There are 4 types of batteries found in rechargeable bicycle lighting systems today. In order of price (least to most), they are: Lead Acid, Nickel Cadmium (Ni-Cad), Nickel Metal Hydride (NiMH) and Lithium-Ion (Li-ion). Here's how they compare:
Lead Acid batteries are the most common power source on inexpensive lighting systems. Lead Acids hold their charge for longer periods between use, which is a valuable feature for an occasional night rider. They also dim gradually during use so you'll have some light even if the battery is fading. The primary drawback is about twice the weight of the better batteries for the same capacity. Also, they typically last between 200 and 400 charging cycles, whereas superior models will last through 300 to 2,000 cycles. Lead Acid batteries will also lose more of their capacity in cold weather than the better ones.
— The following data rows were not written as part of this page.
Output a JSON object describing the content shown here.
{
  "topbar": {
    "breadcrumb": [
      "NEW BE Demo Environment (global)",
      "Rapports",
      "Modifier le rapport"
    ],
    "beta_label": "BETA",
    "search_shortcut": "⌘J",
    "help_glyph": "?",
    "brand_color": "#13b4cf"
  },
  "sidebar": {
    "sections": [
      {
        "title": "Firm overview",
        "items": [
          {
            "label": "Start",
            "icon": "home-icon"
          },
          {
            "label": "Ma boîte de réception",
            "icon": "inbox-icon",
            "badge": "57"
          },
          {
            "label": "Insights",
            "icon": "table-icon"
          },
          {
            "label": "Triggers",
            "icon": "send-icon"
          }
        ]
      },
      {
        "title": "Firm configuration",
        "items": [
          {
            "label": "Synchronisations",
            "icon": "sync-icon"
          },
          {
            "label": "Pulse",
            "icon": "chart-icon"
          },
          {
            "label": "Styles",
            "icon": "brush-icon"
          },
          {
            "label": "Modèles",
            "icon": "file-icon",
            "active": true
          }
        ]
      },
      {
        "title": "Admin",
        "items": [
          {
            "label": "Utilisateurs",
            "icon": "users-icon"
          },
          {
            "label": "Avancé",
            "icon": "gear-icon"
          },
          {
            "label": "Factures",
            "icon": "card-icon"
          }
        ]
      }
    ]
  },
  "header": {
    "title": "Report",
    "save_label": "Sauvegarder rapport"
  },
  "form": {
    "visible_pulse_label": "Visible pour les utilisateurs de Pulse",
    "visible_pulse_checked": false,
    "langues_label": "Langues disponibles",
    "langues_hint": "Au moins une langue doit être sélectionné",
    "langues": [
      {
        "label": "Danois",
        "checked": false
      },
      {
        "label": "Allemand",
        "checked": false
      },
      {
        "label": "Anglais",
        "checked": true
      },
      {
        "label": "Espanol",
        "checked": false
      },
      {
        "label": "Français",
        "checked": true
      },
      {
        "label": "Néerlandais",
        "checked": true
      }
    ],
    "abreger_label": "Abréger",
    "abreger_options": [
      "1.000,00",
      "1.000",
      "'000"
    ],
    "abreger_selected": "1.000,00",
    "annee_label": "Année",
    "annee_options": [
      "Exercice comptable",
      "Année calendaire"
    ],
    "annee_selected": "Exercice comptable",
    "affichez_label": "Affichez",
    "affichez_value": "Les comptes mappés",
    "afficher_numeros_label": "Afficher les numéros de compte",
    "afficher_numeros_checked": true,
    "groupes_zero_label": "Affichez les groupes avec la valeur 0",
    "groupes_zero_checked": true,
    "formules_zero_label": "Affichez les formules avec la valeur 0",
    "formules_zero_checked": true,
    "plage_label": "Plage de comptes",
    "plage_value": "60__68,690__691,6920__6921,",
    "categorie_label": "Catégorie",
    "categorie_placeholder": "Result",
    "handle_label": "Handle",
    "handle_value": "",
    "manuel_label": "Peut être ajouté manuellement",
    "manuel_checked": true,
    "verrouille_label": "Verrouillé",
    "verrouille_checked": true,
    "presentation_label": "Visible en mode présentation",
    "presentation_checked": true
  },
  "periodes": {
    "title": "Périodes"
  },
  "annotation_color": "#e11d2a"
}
Ni-Cads are popular because they're moderately priced, lighter and smaller than Lead Acids, less affected by weather, and are safely charged with simple chargers. A common misconception concerning Ni-Cad batteries, is a problem with "memory." You may have heard that you need to fully drain a Ni-Cad battery otherwise it will remember where you began charging it and only retain that much capacity. This has never been proven in consumer batteries or cycling lighting systems.
NiMH batteries are significantly lighter, and even smaller than Ni-Cads meaning that they can provide longer run times without excess bulk. NiMH batteries, however, must be charged correctly. Whereas Ni-Cad batteries can handle continuous charging with relatively little effect, NiMH batteries can be damaged by overcharging. This is why NiMH powered lighting systems typically include "smart" chargers that protect the battery.
Li-Ion batteries have the best energy-to-weight ratios, are low maintenance, and have no memory effect. Even better, they offer a higher power density, which means longer run times from a super-light battery (Lithium is the lightest of all metals). Another great advantage is that Li-ion batteries cannot be overcharged. Plus, they lose only 5% of their charge a month, so they're ready to go when you (or your buddies) are. A drawback of Li-ion batteries is a fixed life cycle, independent of the number of charge/discharge cycles. This means that a 3-year-old Li-ion will have less run-time when fully charged than a new Li-ion battery that's fully charged.